There are less is more people and there are more is more people. I dive head first with glee into the latter category. If one is good surely two is better and three is blissfully better still. But not everyone is as as finely tuned to the truths of the universe as I am. Then again, some things are simply a matter of perspective.
My friend G has 2 black skirts, one short, one long, which she says meet all her needs. I have ten. At least. Knee length, ankle length, with flounces, with fringe, bias cut, cotton, linen, silk, wool... you get the drift. It is beyond me how TWO black skirts can possibly meet your every need. Her closet is a wonder of efficiency. All her clothes hang neatly and are easily accessible. All 6 of them. She can get dressed in the dark as all her things are pretty much identical twins. My closet is filled with every color of the rainbow and I need a searchlight to find the item I am searching for as it is sandwiched between its cousins.
The thing that keeps her in new things every once in awhile is the same thing that keeps me from getting tooooooo much.We both are blessed with husbands who speak truth to us regarding our 'more or less' way of doing things. And we are both wise enough to listen to them.
Because with out a wise word from someone who has our best interests at heart most of us will stray toward what is comfortable, but not always best. We might end up with a room full of black skirts, or guitars, or antiques, or electronics, or tools when we really needed just one or two. Or we might end up self absorbed and too focused on what pleases us instead of what is healthy for our family.
I know this from bitter experience. My dad is a more is more person, to the point of neurosis. He has in his living room an entire set of marching band uniforms from the 1970's. Because 'someone might need them'. Seriously. He also has three, yes three, couches stacked in the kitchen in his rent house, you guessed it, because 'someone might need it'. He can barely get into bed because of the stacks of 'good' stuff piled there. He has pushed his family and friends right out of his life because of his obsessions. We would like to get him some help, but he refuses it. There probably was a time, years ago, when he could have been helped. The problem is that he would never allow anyone to speak truth to him regarding his actions and where they were leading him. Now it is too late. He is too far gone.

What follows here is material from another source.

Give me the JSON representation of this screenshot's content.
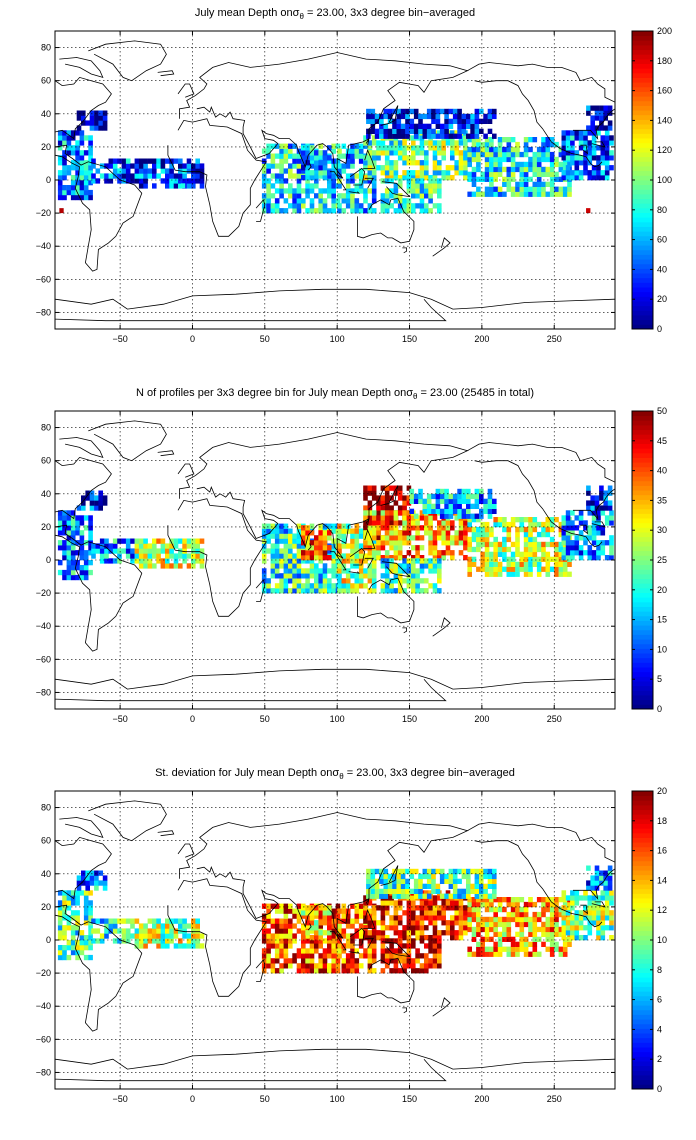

My plea to you is a simple one, set up some authority in your life. Someone you allow to speak truth to you. Painful truths. Truths like "If you do not change you are pushing your children away and going to end up a lonely old person one day". Truths like "You are ruining your health with your undisciplined eating habits". Truths like "You are taking care of your career but neglecting your soul". Because the voice of truth in your ear is worth more than gold in the bank. And we are all blind to areas in our lives that need to be corrected. So set it up now, the voice of truth. And when it crosses you, and it will, be willing to listen. Don't end up one of those sad sad people who have MORE of what they wanted.. but LESS of what they need.